Pros and cons of home equity loans
Home equity loans are a fast way to access cash without the hurdles of a full refinance.
The interest rate on a home equity loan is usually fixed, making it easy to budget for your monthly payments.
A home equity loan is slightly less expensive to obtain than a cash-out refinance.
Home equity loans are secured by your home, so lenders will offer lower rates than unsecured loans or credit cards.
A home equity loan doesn’t pay off your primary mortgage. You’ll have one payment for your primary mortgage and a separate payment for your home equity loan.
Your home equity loan is secured by your home. So if you can’t make payments, you could lose your home.
If your credit is below a 680 or your DTI ratio is over 36%, it can be difficult to get approved for a home equity loan.
Example of Cash-Out Refinance vs. Home Equity Loan on a 15-year Loan
To determine which of these two options comes out on top, we have to do a little math!
In this case, we’re going to compare a 30-year cash-out refinance versus home equity loan on a 15-year term. We have a $500,000 home and a current mortgage of $200,000 – the goal is to access as much cash as possible for a home renovation project.
Home Equity Loan
|Cash-Out Refinance||Home Equity Loan|
|Max Loan Amount||$400,000 (80% LTV)||$425,000 (85% LTV)|
|Repayment Term||30 years||15 years|
|Total Lifetime Cost||$655,089 (includes original $200,000 mortgage)||$398,820 (doesn’t include original $200,000 mortgage)|
You can determine which loan will be best for you by using a mortgage cost calculator and considering your personal circumstances and goals.

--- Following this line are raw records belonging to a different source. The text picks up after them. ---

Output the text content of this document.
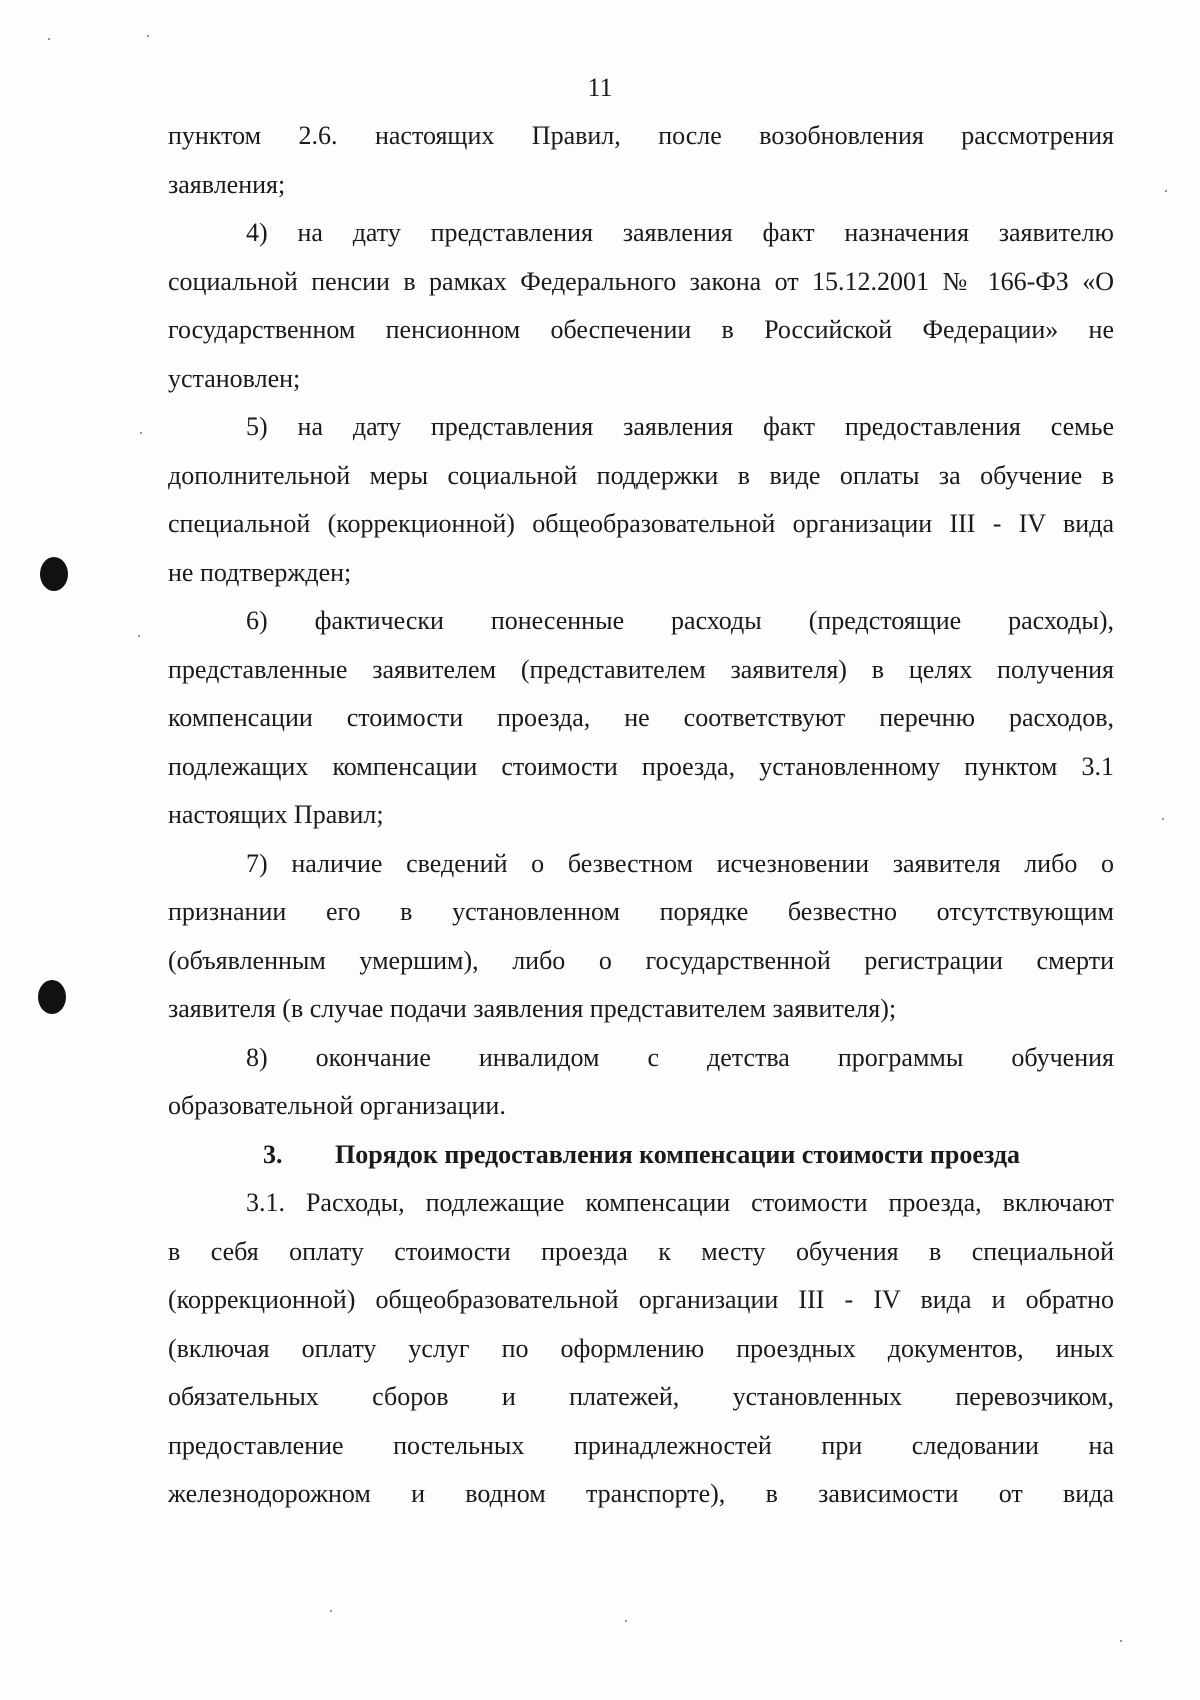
11
пунктом 2.6. настоящих Правил, после возобновления рассмотрения
заявления;
4) на дату представления заявления факт назначения заявителю
социальной пенсии в рамках Федерального закона от 15.12.2001 № 166-ФЗ «О
государственном пенсионном обеспечении в Российской Федерации» не
установлен;
5) на дату представления заявления факт предоставления семье
дополнительной меры социальной поддержки в виде оплаты за обучение в
специальной (коррекционной) общеобразовательной организации III - IV вида
не подтвержден;
6) фактически понесенные расходы (предстоящие расходы),
представленные заявителем (представителем заявителя) в целях получения
компенсации стоимости проезда, не соответствуют перечню расходов,
подлежащих компенсации стоимости проезда, установленному пунктом 3.1
настоящих Правил;
7) наличие сведений о безвестном исчезновении заявителя либо о
признании его в установленном порядке безвестно отсутствующим
(объявленным умершим), либо о государственной регистрации смерти
заявителя (в случае подачи заявления представителем заявителя);
8) окончание инвалидом с детства программы обучения
образовательной организации.
3. Порядок предоставления компенсации стоимости проезда
3.1. Расходы, подлежащие компенсации стоимости проезда, включают
в себя оплату стоимости проезда к месту обучения в специальной
(коррекционной) общеобразовательной организации III - IV вида и обратно
(включая оплату услуг по оформлению проездных документов, иных
обязательных сборов и платежей, установленных перевозчиком,
предоставление постельных принадлежностей при следовании на
железнодорожном и водном транспорте), в зависимости от вида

You’ll only lose equity to the extent that your refinance exceeds your original loan amount. Any cash that’s taken out during the refinance is coming from the equity in your home.
The cash you receive from a cash-out refinance is not taxed as income because you’ll be repaying the loan. However, you may be able to deduct the interest paid on your loan if you itemize your taxes.
You’ll usually need an appraisal for a cash-out refinance and a home equity loan because the lender will need to know how much your home is worth to determine how much equity you have.
Which Loan Option Is Right for Me?
Deciding whether a cash-out refinance or home equity loan makes sense for your situation is a personal financial decision. Consider factors that may affect your loan, such as how much equity you have, how you plan to use your funds and your overall financial goals.